The golden eagle and its feathers versus Plains warriors via Catlin etc

eagle feathers are forever the symbols of American Indian warriors, especially the feather bonnets of the Plains warriors. I finished reading an essay, published as bilingual book English-German, by Colin F. Taylor Wapa'ha. ''The Plains Feathered Head-dress, Die Plains-Federhaube'' (1994), a short but succinct analysis of the history, type and ceremonialism of the feathered bonnets of the Northern Plains warriors during the per-reservation period. Inspired by the book I decided to cite here some XIX century information on the golden eagle , then called calumet eagle, the principal source of the feathers for the warriors.

I will start with George Catlin, who is the most prolific of all the observers, for he drew and wrote down his observations...
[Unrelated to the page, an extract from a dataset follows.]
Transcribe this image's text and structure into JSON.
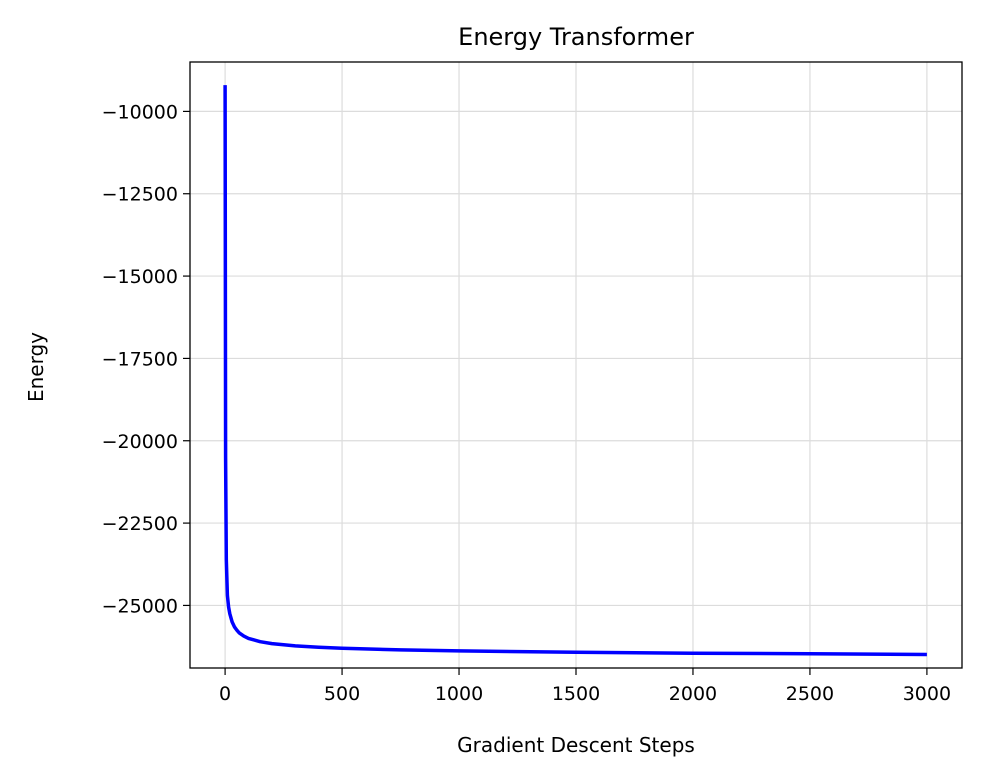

George Catlin (circa 1832) on eagle feathers (when visiting the Mandan Indians on the Upper Missouri)
[...]''and a part of our labours were vainly spent in the pursuit of a war-eagle. This noble bird is the one which the Indians in these regions, value so highly for their tail feathers, which are used as the most valued plumes for decorating the heads and dresses of the warriors. It is a beautiful bird, and, the Indians tell me, conquers all other varieties of eagles in the country; from which circumstance, the Indians respect the bird, and hold it in the highest esteem, and value its quills. I am unable to say to what variety it belongs; but I am sure it is not to be seen in any of our museums ; nor is it to be found in America (I think), until one gets near to the base of the Rocky Mountains. This bird has often been called the calumet eagle and war-eagle; the last of which appellations I have already accounted for; and the other has arisen from the fact, that the Indians almost invariably ornament their calumets or pipes of peace with its quills.

Some 30 years earlier US Government official explorers Lewis and Clark noted: The Calumet eagle sometimes inhabits this side of the Rocky Mountains. . [.. . ] descends to the plains only in the fall and winter seasons. The natives are at this season on the watch, and so highly is this plumage prized by the Mandans, the Minnetarees [Hidatsa], and the Ricaras [Arikara], that the tail feathers of two of these eagles will be purchased by the exchange of a good horse or gun, and such accoutrements. Amongst the great and little Osages, and those nations inhabiting the countries where the bird is more rarely seen, the price is even double of that above mentioned. With these feathers the natives decorate the stems of their sacred pipes or calumets, from whence the name of the calumet eagle is derived. The Ricaras have domesticated this bird in many instances, for the purpose of obtaining its plumage. The natives on every part of the continent, who can procure the feathers, attach them to their own hair, and the manes and tails of their favorite horses, by way of ornament. They also decorate their war caps' or bonnets with these feathers.

Circa 1831 nature encyclopedia on British America (''Zoology of the northern parts of British America'' by Sir John Richardson, William Swainson, William Kirby) described this bird in relation to the native inhabitants of the Great Plains and provides an anecdote too : is held by the aborigines of America, as it is by almost every other people, to be an emblem of might and courage; and the young Indian warrior glories in his eagle plume as the most honourable ornament with which he can adorn himself. Its feathers are attached to the calumets, or smoking pipes, used by the Indians in the celebration of their solemn festivals, which has obtained for it the name of the Calumet Eagle. Indeed, so highly are these ornaments prized, that a warrior will often exchange a valuable horse for the tail feathers of a single eagle* (from Lewis and Clark). The strength of vision of this bird must almost exceed conception, for it can discover its prey and pounce upon it from a height at which it is itself, with its expanded wings, scarcely visible to the human eye. When looking for its prey, it sails in large circles, with its tail spread out, but with little motion of its wings; and it often soars aloft in a spiral manner, its gyrations becoming gradually less and less perceptible, until it dwindles to a mere speck, and is at length entirely lost to the view. A story is current, on the plains of the Saskatchewan, of a half-breed Indian, who was vaunting his prowess before a band of his countrymen, and wishing to impress them with a belief of his supernatural powers. In the midst of his harangue an Eagle was observed suspended as it were in the air directly over his head, upon which, pointing aloft with his dagger, which glistened brightly in the sun, he called upon the royal bird to come down. To his own amazement, no less than to the consternation of the surrounding Indians, the Eagle seemed to obey the charm, for instantly, shooting down with the velocity of an arrow, it impaled itself on the point of his weapon!